Green Point Park, Cape Town

Green Point Park, Cape Town

At the back: a Fibonacci spiral to illustrate the spinoff reactions in an ecosystem, with bruinsalie (Salvia africana-lutea) in front. It hasn't done well in the clay soil and has been replaced, sadly.

Full disclosure: all of the photos used up until here are of the biodiversity garden (designed by Marijke Honig) inside the park.

The rest of the park was designed by the acclaimed landscaping firm of OvP Associates and here it is:

Green Point Park, Cape Town

Tarchonanthus littoralis, the coastal camphor bush, planted as windbreaks.

‘‘Never before has any urban park in South Africa been designed on this scale and to this detail” writes Urban Green File, and it’s true.

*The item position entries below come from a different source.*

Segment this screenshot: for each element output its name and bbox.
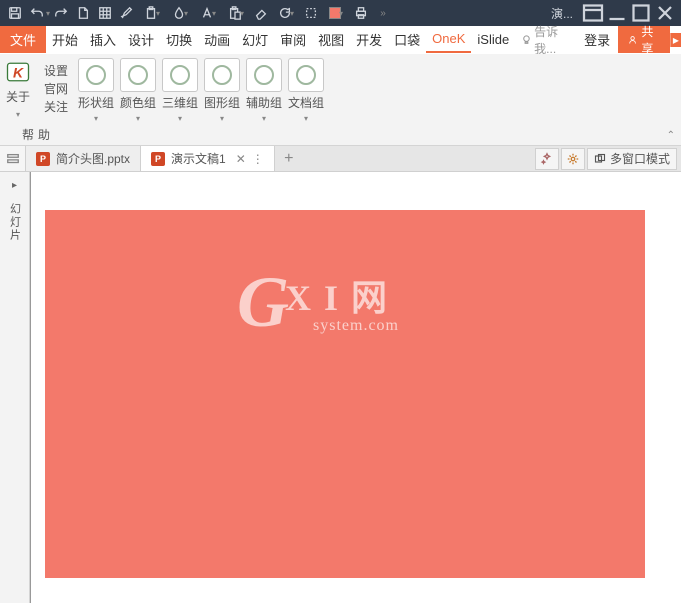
clipboard-dropdown[interactable]: ▾ [138, 6, 166, 20]
menu-tab-start[interactable]: 开始 [46, 26, 84, 53]
watermark: G X I 网 system.com [237, 266, 399, 338]
shape-preset-1[interactable] [78, 58, 114, 92]
shape-preset-4[interactable] [204, 58, 240, 92]
tellme-placeholder: 告诉我... [534, 23, 570, 57]
menu-file[interactable]: 文件 [0, 26, 46, 53]
panel-label: 幻灯片 [7, 203, 23, 242]
workspace: ▸ 幻灯片 G X I 网 system.com [0, 172, 681, 603]
window-controls [581, 1, 677, 25]
minimize-button[interactable] [605, 1, 629, 25]
login-button[interactable]: 登录 [576, 30, 618, 49]
group-labels: 形状组▾ 颜色组▾ 三维组▾ 图形组▾ 辅助组▾ 文档组▾ [74, 92, 328, 126]
menu-tab-animation[interactable]: 动画 [198, 26, 236, 53]
ribbon-collapse-icon[interactable]: ⌃ [667, 130, 675, 141]
svg-text:K: K [13, 64, 24, 80]
new-doc-button[interactable] [72, 2, 94, 24]
new-tab-button[interactable]: + [275, 146, 303, 171]
magic-button[interactable] [535, 148, 559, 170]
group-3d[interactable]: 三维组▾ [162, 96, 198, 126]
group-graphics[interactable]: 图形组▾ [204, 96, 240, 126]
menu-bar: 文件 开始 插入 设计 切换 动画 幻灯 审阅 视图 开发 口袋 OneK iS… [0, 26, 681, 54]
menu-tab-insert[interactable]: 插入 [84, 26, 122, 53]
window-title: 演... [543, 5, 581, 22]
menu-tab-pocket[interactable]: 口袋 [388, 26, 426, 53]
menu-tab-develop[interactable]: 开发 [350, 26, 388, 53]
app-logo-icon: K [4, 58, 32, 86]
menu-tab-transition[interactable]: 切换 [160, 26, 198, 53]
print-button[interactable] [350, 2, 372, 24]
share-label: 共享 [641, 23, 659, 57]
menu-tab-view[interactable]: 视图 [312, 26, 350, 53]
menu-tab-islide[interactable]: iSlide [471, 26, 515, 53]
about-caret-icon: ▾ [16, 106, 20, 124]
doc-tab-2[interactable]: P 演示文稿1 ✕ ⋮ [141, 146, 275, 171]
share-dropdown[interactable]: ▸ [670, 33, 681, 47]
close-tab-icon[interactable]: ✕ [236, 152, 246, 166]
group-document[interactable]: 文档组▾ [288, 96, 324, 126]
expand-panel-icon[interactable]: ▸ [12, 180, 17, 191]
slide[interactable]: G X I 网 system.com [45, 210, 645, 578]
watermark-brand: X I 网 [285, 269, 399, 321]
select-button[interactable] [300, 2, 322, 24]
shape-preset-5[interactable] [246, 58, 282, 92]
shape-gallery [74, 54, 328, 92]
paste-dropdown[interactable]: ▾ [222, 6, 250, 20]
watermark-domain: system.com [313, 317, 399, 335]
powerpoint-icon: P [151, 152, 165, 166]
shape-preset-3[interactable] [162, 58, 198, 92]
multiwindow-label: 多窗口模式 [610, 150, 670, 167]
share-button[interactable]: 共享 [618, 26, 670, 53]
undo-button[interactable] [26, 2, 48, 24]
shape-preset-2[interactable] [120, 58, 156, 92]
slide-panel: ▸ 幻灯片 [0, 172, 30, 603]
menu-tab-onek[interactable]: OneK [426, 26, 471, 53]
tab-list-button[interactable] [0, 146, 26, 171]
title-bar: ▾ ▾ ▾ ▾ ▾ ▾ ▾ » 演... [0, 0, 681, 26]
paint-dropdown[interactable]: ▾ [166, 6, 194, 20]
multiwindow-button[interactable]: 多窗口模式 [587, 148, 677, 170]
close-button[interactable] [653, 1, 677, 25]
person-icon [628, 34, 637, 46]
document-tabs: P 简介头图.pptx P 演示文稿1 ✕ ⋮ + 多窗口模式 [0, 146, 681, 172]
color-swatch-dropdown[interactable]: ▾ [322, 7, 350, 19]
more-tools-icon[interactable]: » [372, 2, 394, 24]
help-label: 帮助 [22, 126, 54, 143]
save-button[interactable] [4, 2, 26, 24]
tab-menu-icon[interactable]: ⋮ [252, 152, 264, 166]
redo-button[interactable] [50, 2, 72, 24]
tellme-search[interactable]: 告诉我... [515, 23, 576, 57]
menu-tab-review[interactable]: 审阅 [274, 26, 312, 53]
windows-icon [594, 153, 606, 165]
doc-tab-1[interactable]: P 简介头图.pptx [26, 146, 141, 171]
group-shapes[interactable]: 形状组▾ [78, 96, 114, 126]
settings-link[interactable]: 设置 [44, 62, 68, 80]
settings-button[interactable] [561, 148, 585, 170]
website-link[interactable]: 官网 [44, 80, 68, 98]
about-label[interactable]: 关于 [6, 88, 30, 106]
ribbon-toggle-button[interactable] [581, 1, 605, 25]
doc-tab-1-name: 简介头图.pptx [56, 150, 130, 167]
menu-tab-slideshow[interactable]: 幻灯 [236, 26, 274, 53]
watermark-logo: G [237, 266, 289, 338]
eraser-button[interactable] [250, 2, 272, 24]
follow-link[interactable]: 关注 [44, 98, 68, 116]
group-colors[interactable]: 颜色组▾ [120, 96, 156, 126]
highlighter-button[interactable] [116, 2, 138, 24]
maximize-button[interactable] [629, 1, 653, 25]
ribbon: K 关于 ▾ 设置 官网 关注 形状组▾ 颜色组▾ 三维组▾ 图形组▾ 辅助组▾ [0, 54, 681, 146]
grid-button[interactable] [94, 2, 116, 24]
bulb-icon [521, 33, 532, 47]
font-dropdown[interactable]: ▾ [194, 6, 222, 20]
powerpoint-icon: P [36, 152, 50, 166]
doc-tab-2-name: 演示文稿1 [171, 150, 226, 167]
group-assist[interactable]: 辅助组▾ [246, 96, 282, 126]
shape-preset-6[interactable] [288, 58, 324, 92]
refresh-dropdown[interactable]: ▾ [272, 6, 300, 20]
canvas-area[interactable]: G X I 网 system.com [30, 172, 681, 603]
menu-tab-design[interactable]: 设计 [122, 26, 160, 53]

The park has a very unusual water source: a natural spring, the Stadtsfontein (‘city spring’) whose water is diverted all the way from Oranjezicht; Marijke Honig describes it here. The site is underlain by shale, metamorphosed clay, and some coastal thicket plants have taken exception to that. The biodiversity garden displays a photograph of the early garden, the different types of soil for different biomes still very visible.

After a year, my brother who sometimes goes jogging the park early in the morning, said he noticed and heard many more birds.

The biodiversity garden is playful & pleasurable, while the rest of the park is still in its youth. The play area is much-loved and vigorously used. The City of Cape Town has indeed created a plesierige park. Its own website of the park is worthy of this lovely endeavour.

The park places unusual emphasis on people and plants (even reconstructing Khoikhoi shelters and middens) and I am told that a manual was developed for the gardeners and that there’s a clause to train staff in the maintenance contract. (Patterson Hlatswayo was pruning pelargoniums). Marijke Honig has documented the people who helped her to plant 1 250 trees and 25 000 shrubs, bulbs and groundcovers in the biodiversity garden alone - 5 800 m² of planting in all.